Dance Fever follows 2018’s High as Hope. Florence Welch recorded the album in London during the pandemic; she produced it with Jack Antonoff and Glass Animals’ Dave Bayley. The concept of choreomania — a Renaissance-era phenomenon where people danced to the point of exhaustion or death — was a fascination of Welch’s as she made the album. Florence took lyrical inspiration from “the tragic heroines of pre-Raphaelite art, the gothic fiction of Carmen Maria Machado and Julia Armfield, the visceral wave of folk horror film from The Wicker Man and The Witch to Midsommar.”

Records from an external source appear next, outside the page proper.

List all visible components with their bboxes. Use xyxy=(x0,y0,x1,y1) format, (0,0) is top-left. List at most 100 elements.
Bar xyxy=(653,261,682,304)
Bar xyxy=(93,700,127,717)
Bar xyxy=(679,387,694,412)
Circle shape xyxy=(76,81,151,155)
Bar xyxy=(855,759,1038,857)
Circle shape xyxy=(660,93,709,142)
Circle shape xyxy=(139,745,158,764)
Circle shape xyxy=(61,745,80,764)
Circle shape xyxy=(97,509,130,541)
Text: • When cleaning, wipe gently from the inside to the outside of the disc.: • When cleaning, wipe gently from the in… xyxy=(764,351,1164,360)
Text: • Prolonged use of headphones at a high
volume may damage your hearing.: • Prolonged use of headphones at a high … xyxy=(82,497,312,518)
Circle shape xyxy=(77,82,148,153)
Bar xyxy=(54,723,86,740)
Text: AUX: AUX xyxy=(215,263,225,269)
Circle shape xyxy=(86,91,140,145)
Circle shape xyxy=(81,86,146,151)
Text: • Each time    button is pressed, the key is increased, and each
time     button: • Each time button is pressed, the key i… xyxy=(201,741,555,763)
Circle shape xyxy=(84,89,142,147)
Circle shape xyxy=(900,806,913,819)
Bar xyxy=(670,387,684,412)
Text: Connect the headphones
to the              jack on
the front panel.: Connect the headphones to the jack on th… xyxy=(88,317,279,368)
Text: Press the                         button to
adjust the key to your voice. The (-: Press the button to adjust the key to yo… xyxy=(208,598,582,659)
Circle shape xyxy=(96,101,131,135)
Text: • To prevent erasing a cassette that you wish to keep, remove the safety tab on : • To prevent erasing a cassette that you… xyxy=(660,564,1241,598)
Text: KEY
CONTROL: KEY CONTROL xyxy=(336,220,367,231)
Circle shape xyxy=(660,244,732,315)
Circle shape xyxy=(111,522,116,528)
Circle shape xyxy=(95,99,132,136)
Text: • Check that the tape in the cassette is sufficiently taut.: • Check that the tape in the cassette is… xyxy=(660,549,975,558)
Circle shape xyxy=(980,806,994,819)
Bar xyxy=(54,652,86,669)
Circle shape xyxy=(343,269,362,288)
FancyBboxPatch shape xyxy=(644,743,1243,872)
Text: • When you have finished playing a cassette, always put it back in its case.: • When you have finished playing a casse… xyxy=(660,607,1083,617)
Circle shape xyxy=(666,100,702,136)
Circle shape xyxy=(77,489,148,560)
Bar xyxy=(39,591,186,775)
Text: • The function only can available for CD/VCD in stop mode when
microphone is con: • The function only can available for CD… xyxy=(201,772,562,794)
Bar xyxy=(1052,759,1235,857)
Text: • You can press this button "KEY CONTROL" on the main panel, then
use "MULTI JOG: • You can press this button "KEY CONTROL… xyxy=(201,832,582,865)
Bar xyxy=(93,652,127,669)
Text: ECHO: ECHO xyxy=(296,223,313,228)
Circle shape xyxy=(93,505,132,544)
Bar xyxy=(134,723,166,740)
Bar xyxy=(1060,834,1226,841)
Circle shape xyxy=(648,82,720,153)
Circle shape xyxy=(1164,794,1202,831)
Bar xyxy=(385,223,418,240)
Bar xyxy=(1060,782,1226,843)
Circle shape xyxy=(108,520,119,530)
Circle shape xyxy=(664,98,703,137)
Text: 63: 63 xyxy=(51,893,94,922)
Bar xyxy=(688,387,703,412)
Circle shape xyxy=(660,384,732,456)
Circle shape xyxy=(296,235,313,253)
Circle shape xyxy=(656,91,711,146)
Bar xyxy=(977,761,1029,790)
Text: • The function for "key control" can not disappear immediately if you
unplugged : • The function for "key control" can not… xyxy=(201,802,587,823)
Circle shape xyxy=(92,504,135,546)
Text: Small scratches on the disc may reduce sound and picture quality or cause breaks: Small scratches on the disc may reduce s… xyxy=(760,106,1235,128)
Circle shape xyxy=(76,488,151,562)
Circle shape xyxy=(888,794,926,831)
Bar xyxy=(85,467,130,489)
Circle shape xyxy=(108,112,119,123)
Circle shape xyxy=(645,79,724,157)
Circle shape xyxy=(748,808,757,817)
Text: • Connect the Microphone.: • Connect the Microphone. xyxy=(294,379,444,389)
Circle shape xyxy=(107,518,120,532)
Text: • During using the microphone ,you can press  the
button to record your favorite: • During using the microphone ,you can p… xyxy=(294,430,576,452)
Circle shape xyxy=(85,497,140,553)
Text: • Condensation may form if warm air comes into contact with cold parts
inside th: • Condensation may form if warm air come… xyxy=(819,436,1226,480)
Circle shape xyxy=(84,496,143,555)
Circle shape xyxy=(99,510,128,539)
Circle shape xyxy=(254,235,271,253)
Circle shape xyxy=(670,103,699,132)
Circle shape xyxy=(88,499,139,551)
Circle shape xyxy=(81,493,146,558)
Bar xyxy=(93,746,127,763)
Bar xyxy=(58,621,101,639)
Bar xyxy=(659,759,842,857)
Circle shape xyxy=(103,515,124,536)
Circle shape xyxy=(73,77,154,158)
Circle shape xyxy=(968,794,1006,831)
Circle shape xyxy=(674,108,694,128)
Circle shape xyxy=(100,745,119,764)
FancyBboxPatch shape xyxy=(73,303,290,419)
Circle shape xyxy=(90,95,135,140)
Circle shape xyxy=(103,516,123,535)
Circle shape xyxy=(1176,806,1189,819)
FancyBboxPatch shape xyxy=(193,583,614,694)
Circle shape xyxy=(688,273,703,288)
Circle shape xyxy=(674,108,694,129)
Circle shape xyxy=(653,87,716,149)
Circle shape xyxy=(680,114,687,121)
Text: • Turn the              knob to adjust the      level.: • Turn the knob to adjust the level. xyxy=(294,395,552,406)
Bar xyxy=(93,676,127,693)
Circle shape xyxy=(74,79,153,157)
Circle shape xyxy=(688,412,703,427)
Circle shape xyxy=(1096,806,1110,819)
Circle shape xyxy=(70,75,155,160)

Following on from recent track ‘Heaven Is Here’ and last month’s ‘King’, Florence Welch’s latest offering 'My Love' was first written as an acoustic “sad little poem” in the singer-songwriter’s kitchen before being transformed into a floor-filling anthem.
Heaven Is Here was written in spite of lockdown one, Florence channeled her frustrations at being creatively chastised into this immediately arresting, 2 minutes 8 seconds of powerful choral chant set to primal drums and vocal percussion.
The Autumn de Wilde directed video shows a cast of dancers led in possessed procession by Florence. Choreographed by Ryan Heffington with chilling precision to bring the music to life, the short burst of bewitching, other-worldly energy - audibly and visually - takes your breath away.
Joy, grief, breath, the body, movement, the soul, power, rage, powerlessness, spirituality and escapism are all at play in this flash of pure brilliance.
Released in February ‘King’ is a meditation on womanhood, family, femininity and the subverting of expectations that makes a personal manifesto in transcending gender-defined roles into a cast-iron, crowd-searing festival-uniting call to arms in which she declares: “I am no mother, I am no bride - I am king”.
Being a woman artist, and one who performs provides its own conflict as to how to thrive and continue along the same path that male artists whose stars keep ascending, whose path to success is unimpeded by biology. In her mid-30s, these are the contradictions Florence is grappling with.
Florence said, “As an artist, I never actually thought about my gender that much. I just got on with it. I was as good as the men and I just went out there and matched them every time. But now, thinking about being a woman in my 30s and the future… I suddenly feel this tearing of my identity and my desires. That to be a performer, but also to want a family might not be as simple for me as it is for my male counterparts. I had modelled myself almost exclusively on male performers, and for the first time I felt a wall come down between me and my idols as I have to make decisions they did not.”